Many of the sites on this year’s list center on Black history. The Riverside Hotel—a boarding house and inn in Clarksdale, Mississippi—helped birth the Delta Blues sound, hosting musicians such as Muddy Waters, Sam Cooke, Howlin’ Wolf and Duke Ellington. Threatt Filling Station and Family Farm in Luther, Oklahoma, was the only known Black-owned and operated gas station along Route 66 during the Jim Crow era. It reportedly acted as a haven for Black Oklahomans forced to flee Tulsa following the 1921 race massacre.
Morningstar Tabernacle No. 88 Order of Moses Cemetery and Hall in Cabin John, Maryland, was home to a post-Emancipation society that cared for the local Black community’s sick and poor. Pine Grove Elementary School in Cumberland, Virginia, opened in 1917 and later served as a center for education and action during the civil rights era.
Two other sites on the list are similarly famous for their role in the civil rights movement: the home of Detroit activist Sarah E. Ray and the Alabama campsites that hosted participants in the 1965 Selma to Montgomery march.
The list also includes Trujillo Adobe, the oldest known building in Riverside, California, and Oljato Trading Post in San Juan County, Utah. Both locations help tell complicated stories about interactions between Native American and settler populations.
Since 1988, the National Trust has named more than 300 sites across the United States to its endangered places list. Ninety-five percent of places listed over the past three decades have been successfully saved.

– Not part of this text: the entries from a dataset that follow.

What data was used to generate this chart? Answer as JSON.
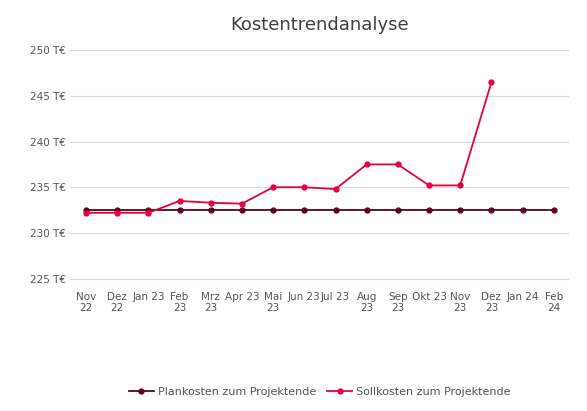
{
  "title": "Kostentrendanalyse",
  "x_labels": [
    "Nov\n22",
    "Dez\n22",
    "Jan 23",
    "Feb\n23",
    "Mrz\n23",
    "Apr 23",
    "Mai\n23",
    "Jun 23",
    "Jul 23",
    "Aug\n23",
    "Sep\n23",
    "Okt 23",
    "Nov\n23",
    "Dez\n23",
    "Jan 24",
    "Feb\n24"
  ],
  "plankosten": [
    232.5,
    232.5,
    232.5,
    232.5,
    232.5,
    232.5,
    232.5,
    232.5,
    232.5,
    232.5,
    232.5,
    232.5,
    232.5,
    232.5,
    232.5,
    232.5
  ],
  "sollkosten": [
    232.2,
    232.2,
    232.2,
    233.5,
    233.3,
    233.2,
    235.0,
    235.0,
    234.8,
    237.5,
    237.5,
    235.2,
    235.2,
    246.5,
    null,
    null
  ],
  "ylim": [
    224,
    251
  ],
  "yticks": [
    225,
    230,
    235,
    240,
    245,
    250
  ],
  "plankosten_color": "#5d0020",
  "sollkosten_color": "#e8003d",
  "legend_plankosten": "Plankosten zum Projektende",
  "legend_sollkosten": "Sollkosten zum Projektende",
  "background_color": "#ffffff",
  "grid_color": "#d9d9d9",
  "title_fontsize": 13,
  "label_fontsize": 7.5,
  "legend_fontsize": 8
}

“We’re looking for sites that have a solution or vision for their future that allows them to be preserved, but also carries their legacies forward,” Malone-France told Elissavetta M. Brandon of Smithsonian magazine last September, when the 2020 list was released. “The purpose of the list is to elevate these places, then also to elevate ways in which people can take action—signing a petition, contacting a particular entity, learning more about the place through different digital resources.”
Speaking with the Art Newspaper, Malone-France adds that the trust focuses on sites that face serious threats and have groups already organized to help preserve them.
She says, “We’re also looking for places that could find a solution that might be applicable to other sites around the nation.”